Unfortunately, there are some truly unnecessary and troubling aspects of “Supernatural“, many of which make you regret getting as far as you did. These things make you wish the show ended when it should have, even if that means losing out of some of the best episodes mentioned in “The Good.” First and foremost, the recycling of characters both dead and alive is exhausting. Once we get into Seasons 13-15, it’s a never ending cycle bringing every person you’ve ever met back from the dead in one way or another, nullifying any stakes or consequences for anyone. Sure, it’s part of the formula for Sam and Dean and even Cass to die and come back, but by the end of the series, every single person you’ve ever met get this treatment. Even characters that weren’t even that interesting are given this pass, only to meet their final end abruptly without any real pay off.
Because the writers seem desperate to cram everything we’ve ever seen into every episode, the subplots all seem pointless.
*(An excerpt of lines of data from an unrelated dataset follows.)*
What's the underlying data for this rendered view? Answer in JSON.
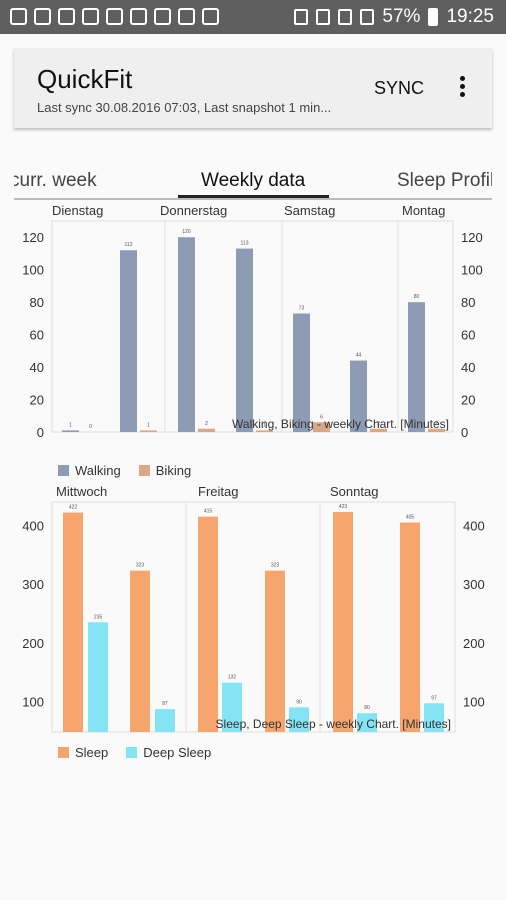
{
  "status_bar": {
    "battery": "57%",
    "time": "19:25",
    "left_icons": [
      "signal-icon",
      "mail-icon",
      "gallery-icon",
      "image-icon",
      "pdf-icon",
      "target-icon",
      "photo-icon",
      "warning-icon",
      "inbox-icon"
    ],
    "right_icons": [
      "bluetooth-icon",
      "mute-icon",
      "wifi-icon",
      "signal-bars-icon"
    ]
  },
  "app_bar": {
    "title": "QuickFit",
    "subtitle": "Last sync 30.08.2016 07:03, Last snapshot 1 min...",
    "sync_label": "SYNC",
    "more_icon": "more-vert-icon"
  },
  "tabs": [
    {
      "label": "curr. week",
      "active": false
    },
    {
      "label": "Weekly data",
      "active": true
    },
    {
      "label": "Sleep Profil",
      "active": false
    }
  ],
  "chart_data": [
    {
      "type": "bar",
      "title": "Walking, Biking - weekly Chart. [Minutes]",
      "top_labels": [
        "Dienstag",
        "Donnerstag",
        "Samstag",
        "Montag"
      ],
      "series": [
        {
          "name": "Walking",
          "color": "#8e9bb4",
          "values": [
            1,
            112,
            120,
            113,
            73,
            44,
            80
          ]
        },
        {
          "name": "Biking",
          "color": "#d9a888",
          "values": [
            0,
            1,
            2,
            1,
            6,
            2,
            2
          ]
        }
      ],
      "ylim": [
        0,
        130
      ],
      "yticks": [
        "0",
        "20",
        "40",
        "60",
        "80",
        "100",
        "120"
      ]
    },
    {
      "type": "bar",
      "title": "Sleep, Deep Sleep - weekly Chart. [Minutes]",
      "top_labels": [
        "Mittwoch",
        "Freitag",
        "Sonntag"
      ],
      "series": [
        {
          "name": "Sleep",
          "color": "#f6a56c",
          "values": [
            422,
            323,
            415,
            323,
            423,
            405
          ]
        },
        {
          "name": "Deep Sleep",
          "color": "#84e4f4",
          "values": [
            235,
            87,
            132,
            90,
            80,
            97
          ]
        }
      ],
      "ylim": [
        48,
        440
      ],
      "yticks": [
        "100",
        "200",
        "300",
        "400"
      ]
    }
  ]
}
There are times where a storyline will start off as seeming to be important and part of the meta story, but 3 episodes later it’s wrapped up, over and done with. Big baddies, high stakes, angels or demons, they all appear and disappear with such ease that whatever and whoever they were stops mattering. This exposes a major flaw in the writing: without the formula, everything collapses. But if the formula continues for too long, the show becomes too stale. It’s an unsolvable puzzle, one in which the only solution is to have ended the show much earlier. It throws everything out of balance, and you can feel the show bounce back and forth from formula to new idea from episode to episode rather than season to season.
Lastly, Season 12 is close to unwatchable. It is easily the worst from the selection, as it strives to deviate completely from what we’re use to. Here, the show introduces the British Men of Letters, who are not the allies they seem to be and end up being the main antagonist for the season. Sam and Dean are no longer fighting monsters, but regular men and women like themselves. While they’re essentially the MI6 versions of monster hunting, nothing about it feels familiar or threatening. Viewers have just come off watching the Winchesters fight Lucifer and God’s sister Amara (which is convoluted enough), and to go from world ending stakes to few highly trained assassins with James Bond weaponry seems like a hard left turn off a cliff. If you can make through Season 12, you’re better off sticking around to the end since that’s as bad as it gets.
Overall, “Supernatural” is a show that has a lot of successes despite carrying on past its expiration date. The longer you watch it, the more you can’t help but wish two things: either the ending of season 5 didn’t happen or they stopped the show there as intended. The ending of season 5 is close to perfect. While the road after has its moments, it may not be enough for everyone to stick around to see the new ending. “Supernatural” is still a very binge worthy show, one that still finds ways to stay entertaining even with all its faults. Since the orders to stay at home show no signs of easing up anytime soon, I’d still recommend checking it out for yourself. Whether you can’t watch anymore or can’t wait to see how it all ends, “Supernatural” earns whatever amount of time you’re willing to give it. If nothing else, we can all agree that the goal in life is to eat like Dean Winchester while still looking like Dean Winchester.
Supernatural is now Streaming on Netflix. Season 15 is incomplete, as the Series Finale has yet to be filmed due to COVID-19.